Page 1 of 1

Walk Settings to include only directly linked pages on parent domain

Posted: Thu Jul 22, 2021 9:19 am
by Bryan
I am not having a lot of luck with setting up the walk settings so I can have the content we want indexed for our search results.

The main site is a subdomain like Support.domain.com but we have some, but not all, content we want searchable on domain.com
Of course the Base URL(s) setting has our support.domain.com entered.

If I add www.domain.com to the Extra Domain setting everything on that site seems to get crawled.
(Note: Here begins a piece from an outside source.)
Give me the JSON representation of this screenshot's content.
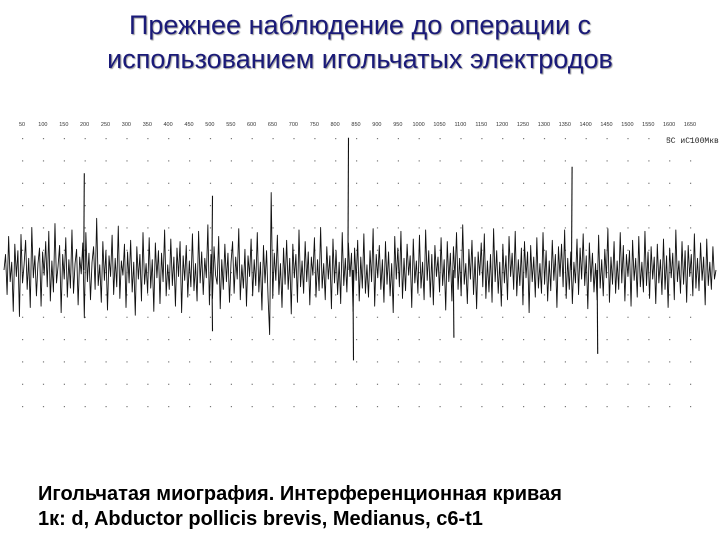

I only want directly linked pages to be included.

If I set Off-Site Pages to "Y" it includes the content I want crawled but also some domains that are not under our control that we do not want.
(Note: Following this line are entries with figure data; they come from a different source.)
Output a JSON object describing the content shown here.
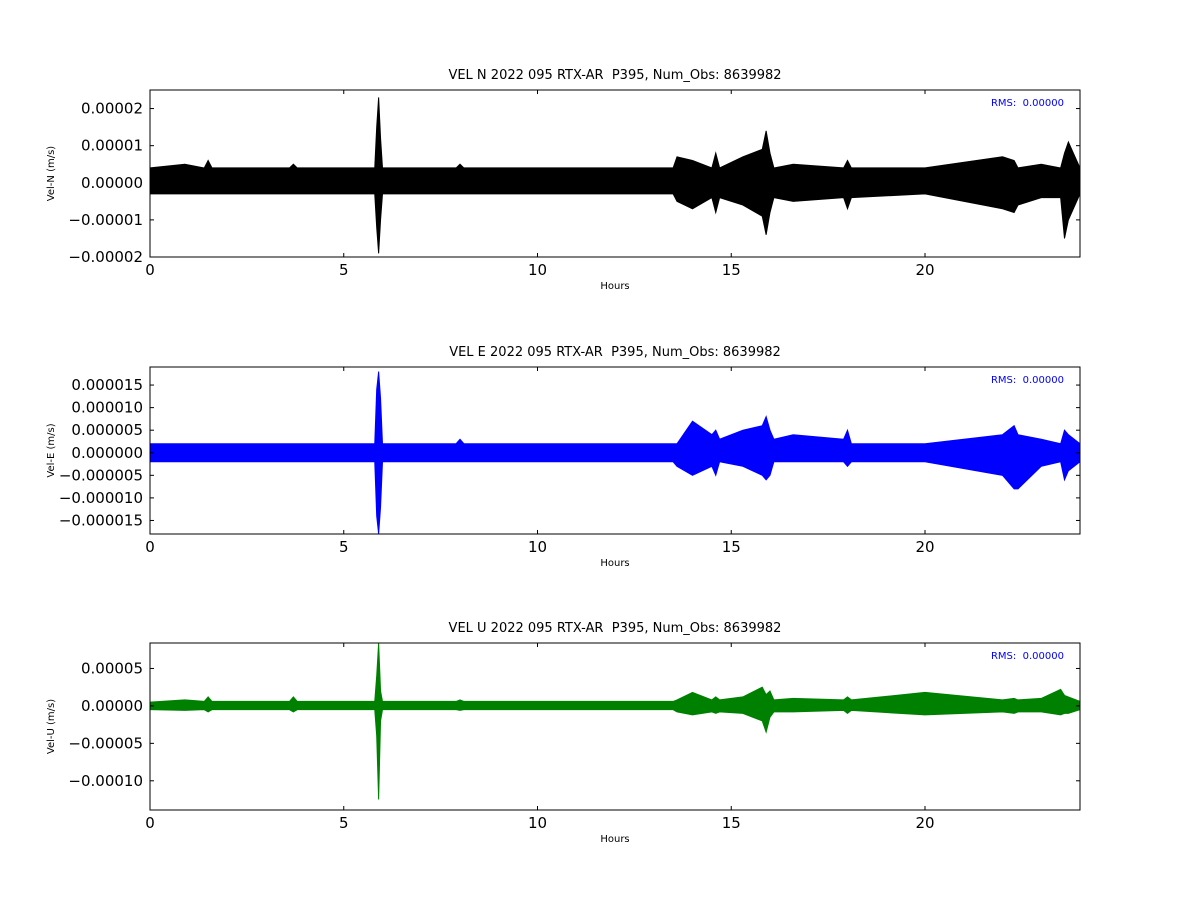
{
  "chart_data": [
    {
      "type": "range",
      "title": "VEL N 2022 095 RTX-AR  P395, Num_Obs: 8639982",
      "xlabel": "Hours",
      "ylabel": "Vel-N (m/s)",
      "annotation": "RMS:  0.00000",
      "color": "#000000",
      "annotation_color": "#0000ff",
      "xlim": [
        0,
        24
      ],
      "xticks": [
        0,
        5,
        10,
        15,
        20
      ],
      "ylim": [
        -2e-05,
        2.5e-05
      ],
      "yticks": [
        {
          "value": 2e-05,
          "label": "0.00002"
        },
        {
          "value": 1e-05,
          "label": "0.00001"
        },
        {
          "value": 0,
          "label": "0.00000"
        },
        {
          "value": -1e-05,
          "label": "−0.00001"
        },
        {
          "value": -2e-05,
          "label": "−0.00002"
        }
      ],
      "x": [
        0,
        0.9,
        1.4,
        1.5,
        1.6,
        3.6,
        3.7,
        3.8,
        5.8,
        5.85,
        5.9,
        5.95,
        6.0,
        7.9,
        8.0,
        8.1,
        10,
        12.3,
        13.5,
        13.6,
        14.0,
        14.5,
        14.6,
        14.7,
        15.3,
        15.8,
        15.9,
        16.0,
        16.1,
        16.6,
        17.9,
        18.0,
        18.1,
        20,
        22,
        22.3,
        22.4,
        23,
        23.5,
        23.6,
        23.7,
        24
      ],
      "high": [
        4e-06,
        5e-06,
        4e-06,
        6e-06,
        4e-06,
        4e-06,
        5e-06,
        4e-06,
        4e-06,
        1.5e-05,
        2.3e-05,
        1.2e-05,
        4e-06,
        4e-06,
        5e-06,
        4e-06,
        4e-06,
        4e-06,
        4e-06,
        7e-06,
        6e-06,
        4e-06,
        8e-06,
        4e-06,
        7e-06,
        9e-06,
        1.4e-05,
        8e-06,
        4e-06,
        5e-06,
        4e-06,
        6e-06,
        4e-06,
        4e-06,
        7e-06,
        6e-06,
        4e-06,
        5e-06,
        4e-06,
        8e-06,
        1.1e-05,
        4e-06
      ],
      "low": [
        -3e-06,
        -3e-06,
        -3e-06,
        -3e-06,
        -3e-06,
        -3e-06,
        -3e-06,
        -3e-06,
        -3e-06,
        -1.2e-05,
        -1.9e-05,
        -1e-05,
        -3e-06,
        -3e-06,
        -3e-06,
        -3e-06,
        -3e-06,
        -3e-06,
        -3e-06,
        -5e-06,
        -7e-06,
        -4e-06,
        -8e-06,
        -4e-06,
        -6e-06,
        -9e-06,
        -1.4e-05,
        -8e-06,
        -4e-06,
        -5e-06,
        -4e-06,
        -7e-06,
        -4e-06,
        -3e-06,
        -7e-06,
        -8e-06,
        -6e-06,
        -4e-06,
        -4e-06,
        -1.5e-05,
        -1e-05,
        -3e-06
      ]
    },
    {
      "type": "range",
      "title": "VEL E 2022 095 RTX-AR  P395, Num_Obs: 8639982",
      "xlabel": "Hours",
      "ylabel": "Vel-E (m/s)",
      "annotation": "RMS:  0.00000",
      "color": "#0000ff",
      "annotation_color": "#0000ff",
      "xlim": [
        0,
        24
      ],
      "xticks": [
        0,
        5,
        10,
        15,
        20
      ],
      "ylim": [
        -1.8e-05,
        1.9e-05
      ],
      "yticks": [
        {
          "value": 1.5e-05,
          "label": "0.000015"
        },
        {
          "value": 1e-05,
          "label": "0.000010"
        },
        {
          "value": 5e-06,
          "label": "0.000005"
        },
        {
          "value": 0,
          "label": "0.000000"
        },
        {
          "value": -5e-06,
          "label": "−0.000005"
        },
        {
          "value": -1e-05,
          "label": "−0.000010"
        },
        {
          "value": -1.5e-05,
          "label": "−0.000015"
        }
      ],
      "x": [
        0,
        0.9,
        1.4,
        1.5,
        1.6,
        3.6,
        3.7,
        3.8,
        5.8,
        5.85,
        5.9,
        5.95,
        6.0,
        7.9,
        8.0,
        8.1,
        10,
        12.3,
        13.5,
        13.6,
        14.0,
        14.5,
        14.6,
        14.7,
        15.3,
        15.8,
        15.9,
        16.0,
        16.1,
        16.6,
        17.9,
        18.0,
        18.1,
        20,
        22,
        22.3,
        22.4,
        23,
        23.5,
        23.6,
        23.7,
        24
      ],
      "high": [
        2e-06,
        2e-06,
        2e-06,
        2e-06,
        2e-06,
        2e-06,
        2e-06,
        2e-06,
        2e-06,
        1.4e-05,
        1.8e-05,
        1.2e-05,
        2e-06,
        2e-06,
        3e-06,
        2e-06,
        2e-06,
        2e-06,
        2e-06,
        2e-06,
        7e-06,
        4e-06,
        5e-06,
        3e-06,
        5e-06,
        6e-06,
        8e-06,
        5e-06,
        3e-06,
        4e-06,
        3e-06,
        5e-06,
        2e-06,
        2e-06,
        4e-06,
        6e-06,
        4e-06,
        3e-06,
        2e-06,
        5e-06,
        4e-06,
        2e-06
      ],
      "low": [
        -2e-06,
        -2e-06,
        -2e-06,
        -2e-06,
        -2e-06,
        -2e-06,
        -2e-06,
        -2e-06,
        -2e-06,
        -1.4e-05,
        -1.8e-05,
        -1.2e-05,
        -2e-06,
        -2e-06,
        -2e-06,
        -2e-06,
        -2e-06,
        -2e-06,
        -2e-06,
        -3e-06,
        -5e-06,
        -3e-06,
        -5e-06,
        -2e-06,
        -3e-06,
        -5e-06,
        -6e-06,
        -5e-06,
        -2e-06,
        -2e-06,
        -2e-06,
        -3e-06,
        -2e-06,
        -2e-06,
        -5e-06,
        -8e-06,
        -8e-06,
        -3e-06,
        -2e-06,
        -6e-06,
        -4e-06,
        -2e-06
      ]
    },
    {
      "type": "range",
      "title": "VEL U 2022 095 RTX-AR  P395, Num_Obs: 8639982",
      "xlabel": "Hours",
      "ylabel": "Vel-U (m/s)",
      "annotation": "RMS:  0.00000",
      "color": "#008000",
      "annotation_color": "#0000ff",
      "xlim": [
        0,
        24
      ],
      "xticks": [
        0,
        5,
        10,
        15,
        20
      ],
      "ylim": [
        -0.000139,
        8.4e-05
      ],
      "yticks": [
        {
          "value": 5e-05,
          "label": "0.00005"
        },
        {
          "value": 0,
          "label": "0.00000"
        },
        {
          "value": -5e-05,
          "label": "−0.00005"
        },
        {
          "value": -0.0001,
          "label": "−0.00010"
        }
      ],
      "x": [
        0,
        0.9,
        1.4,
        1.5,
        1.6,
        3.6,
        3.7,
        3.8,
        5.8,
        5.85,
        5.9,
        5.95,
        6.0,
        7.9,
        8.0,
        8.1,
        10,
        12.3,
        13.5,
        13.6,
        14.0,
        14.5,
        14.6,
        14.7,
        15.3,
        15.8,
        15.9,
        16.0,
        16.1,
        16.6,
        17.9,
        18.0,
        18.1,
        20,
        22,
        22.3,
        22.4,
        23,
        23.5,
        23.6,
        23.7,
        24
      ],
      "high": [
        5e-06,
        8e-06,
        6e-06,
        1.2e-05,
        6e-06,
        6e-06,
        1.2e-05,
        6e-06,
        6e-06,
        4e-05,
        8.4e-05,
        2e-05,
        6e-06,
        6e-06,
        8e-06,
        6e-06,
        6e-06,
        6e-06,
        6e-06,
        8e-06,
        1.8e-05,
        8e-06,
        1.2e-05,
        8e-06,
        1.2e-05,
        2.5e-05,
        1.5e-05,
        2e-05,
        8e-06,
        1e-05,
        8e-06,
        1.2e-05,
        8e-06,
        1.8e-05,
        8e-06,
        1e-05,
        8e-06,
        1e-05,
        2.2e-05,
        1.4e-05,
        1.2e-05,
        6e-06
      ],
      "low": [
        -5e-06,
        -6e-06,
        -5e-06,
        -8e-06,
        -5e-06,
        -5e-06,
        -8e-06,
        -5e-06,
        -5e-06,
        -4e-05,
        -0.000125,
        -2e-05,
        -5e-06,
        -5e-06,
        -6e-06,
        -5e-06,
        -5e-06,
        -5e-06,
        -5e-06,
        -8e-06,
        -1.2e-05,
        -8e-06,
        -1e-05,
        -8e-06,
        -1e-05,
        -2e-05,
        -3.5e-05,
        -1.5e-05,
        -8e-06,
        -8e-06,
        -6e-06,
        -1e-05,
        -6e-06,
        -1.2e-05,
        -8e-06,
        -1e-05,
        -8e-06,
        -8e-06,
        -1.2e-05,
        -1e-05,
        -1e-05,
        -5e-06
      ]
    }
  ]
}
So I am looking for some settings that allow the parent domain pages to be crawled but only those with direct links in the support subdomain. Any suggestions on how to implement this?

Re: Walk Settings to include only directly linked pages on parent domain

Posted: Thu Jul 22, 2021 9:43 am
by John
There are a couple of approaches you could take.

The simplest might be to add the extra domain, and then use "Exclude By Field". You could either use a query of: domain.com -support.domain.com or www.domain.com in the field URL, and Exclude Links Only. Which would exclude links from either any site on domain.com that isn't support.domain.com, or explicitly the www.domain.com site.

Re: Walk Settings to include only directly linked pages on parent domain

Posted: Fri Jul 23, 2021 10:41 am
by Bryan
Thank you. This worked perfectly!